Das Jugendangebot ist das Nadelöhr für den Fortbestand öffentlich-rechtlicher Medien (original) (raw)

Die öffentlich-rechtlichen Medien stehen vor zwei großen Herausforderungen: dem digitalen Medienwandel und dem Verlust des jungen Publikums. An ihnen entscheidet sich die künftige Legitimation des öffentlich-rechtlichen Systems insgesamt. Die Lage ist in ganz Europa ähnlich. In Deutschland hat die Politik einen mutigen Beschluss gefasst, um beide Fragen anzugehen. Auf ihrer Konferenz im Oktober 2014 beauftragten die Ministerpräsidentinnen und -präsidenten der Länder ARD und ZDF, ein Angebot für 14- bis 29-Jährige zu konzipieren – ausschließlich im Internet, ohne Sendungsbezug, ohne Drei-Stufen-Test, ohne Verweildauerbeschränkungen und mit einem Etat von 45 Millionen Euro. Die große Gefahr ist, dass das Jugendangebot zum Alibi dafür wird, nicht über eine Generalreform des öffentlich-rechtlichen Rundfunksystems zu reden. Eine Content-Strategie, die nicht auch strukturverändernd wirkt, kann nicht nachhaltig sein. Content ist gar nicht das Problem. Davon haben ARD und ZDF reichlich, den können sie. Aber es reicht nicht, ihn nur neu zu formatieren und im Internet zu verbreiten, auch die Institutionen, die ihn erschaffen, müssen vom Internet aus neu gedacht werden. Die große Chance liegt darin, dass der Elefant tatsächlich durch das Nadelöhr Jugendkanal geht. Dass sich an ihm die Möglichkeit erweist, jungen Menschen von ihnen gewünschten und gewürdigten Public Value anzubieten, sie in einem horizontalen Medium zu Partnern und Teilhabern zu machen.
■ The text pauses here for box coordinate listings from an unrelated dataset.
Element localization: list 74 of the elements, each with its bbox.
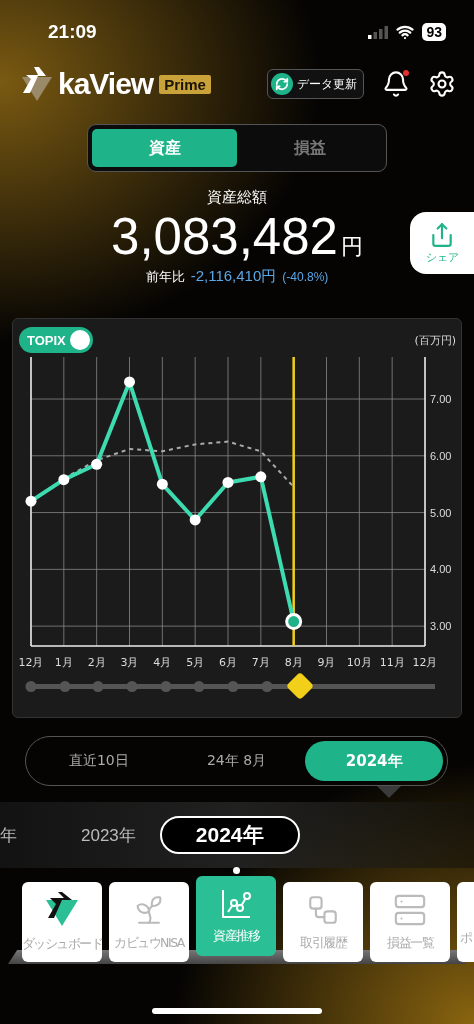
status-time: 21:09 — [48, 21, 97, 43]
view-tab[interactable]: 資産 — [92, 129, 237, 167]
year-over-year-label: 前年比 — [145, 268, 185, 286]
year-option[interactable]: 年 — [0, 816, 17, 854]
refresh-data-button[interactable]: データ更新 — [267, 69, 364, 99]
data-point — [156, 478, 168, 490]
slider-stop — [126, 681, 138, 692]
selected-point — [285, 613, 303, 631]
list-icon — [393, 892, 427, 927]
logo-wordmark: kaView — [58, 67, 154, 101]
period-option[interactable]: 2024年 — [305, 741, 443, 781]
data-point — [189, 514, 201, 526]
year-over-year-percent: (-40.8%) — [282, 270, 329, 284]
data-point — [25, 495, 37, 507]
logo-icon — [20, 67, 54, 101]
x-tick-label: 8月 — [284, 656, 303, 669]
y-tick-label: 5.00 — [430, 506, 452, 519]
notifications-button[interactable] — [382, 70, 410, 98]
x-tick-label: 2月 — [87, 656, 106, 669]
refresh-icon — [271, 73, 293, 95]
x-tick-label: 3月 — [120, 656, 139, 669]
settings-button[interactable] — [428, 70, 456, 98]
nav-tile[interactable]: カビュウNISA — [109, 882, 189, 962]
settings-icon — [428, 70, 456, 98]
topix-toggle[interactable]: TOPIX — [19, 327, 93, 353]
y-tick-label: 6.00 — [430, 449, 452, 462]
total-assets-amount: 3,083,482 — [111, 209, 338, 265]
slider-stop — [160, 681, 172, 692]
x-tick-label: 7月 — [251, 656, 270, 669]
y-tick-label: 7.00 — [430, 393, 452, 405]
y-tick-label: 3.00 — [430, 620, 452, 633]
share-button[interactable]: シェア — [410, 212, 474, 274]
year-over-year-change: -2,116,410円 — [190, 267, 277, 286]
nav-tile[interactable]: 資産推移 — [196, 876, 276, 956]
bell-icon — [382, 70, 410, 98]
signal-icon — [368, 25, 389, 39]
data-point — [255, 471, 267, 483]
x-tick-label: 12月 — [412, 656, 438, 669]
period-option[interactable]: 直近10日 — [30, 741, 168, 781]
data-point — [58, 474, 70, 486]
data-point — [91, 458, 103, 470]
slider-stop — [92, 681, 104, 692]
slider-stop — [193, 681, 205, 692]
x-tick-label: 11月 — [379, 656, 405, 669]
data-point — [124, 376, 135, 388]
x-tick-label: 10月 — [346, 656, 372, 669]
period-option[interactable]: 24年 8月 — [167, 741, 306, 781]
x-tick-label: 1月 — [54, 656, 73, 669]
slider-stop — [227, 681, 239, 692]
battery-level: 93 — [422, 23, 446, 41]
page-indicator-dot — [233, 867, 240, 874]
slider-stop — [25, 681, 37, 692]
currency-unit: 円 — [340, 233, 363, 261]
view-tab[interactable]: 損益 — [237, 129, 382, 167]
total-assets-label: 資産総額 — [207, 188, 267, 207]
y-axis-unit: (百万円) — [414, 332, 456, 348]
x-tick-label: 6月 — [219, 656, 237, 669]
y-tick-label: 4.00 — [430, 563, 452, 576]
x-tick-label: 9月 — [317, 656, 336, 669]
plan-badge: Prime — [159, 74, 211, 94]
share-icon — [429, 221, 455, 248]
year-option[interactable]: 2023年 — [81, 816, 136, 854]
slider-stop — [59, 681, 71, 692]
slider-stop — [261, 681, 273, 692]
nav-tile[interactable]: ダッシュボード — [22, 882, 102, 962]
nav-tile[interactable]: ポ — [457, 882, 474, 962]
x-tick-label: 5月 — [186, 656, 205, 669]
data-point — [222, 477, 234, 488]
year-option[interactable]: 2024年 — [159, 816, 300, 854]
x-tick-label: 12月 — [18, 656, 44, 669]
x-tick-label: 4月 — [153, 656, 172, 669]
nav-tile[interactable]: 取引履歴 — [283, 882, 363, 962]
wifi-icon — [396, 23, 415, 41]
chart-icon — [220, 887, 252, 920]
Wenn wir ehrlich sind, bräuchte es für eine faire Chance nicht 45, sondern 450 Millionen, was wiederum auf einen notwendig damit einhergehenden Auftrag zu einer Generalreform der Anstalten verweist. Schließlich trägt das Jugendangebot die ganze Bürde nicht nur von digitalem Medienwandel und Generationenabriss, sondern die, wahrgenommenen und nicht nur anhand von Quoten gemessenen Public Value zu schaffen, ARD und ZDF insgesamt zu verjüngen und zu digitalisieren und damit neue Formen der Legitimation zu finden für Medien, die wir alle beauftragen, bezahlen und kontrollieren.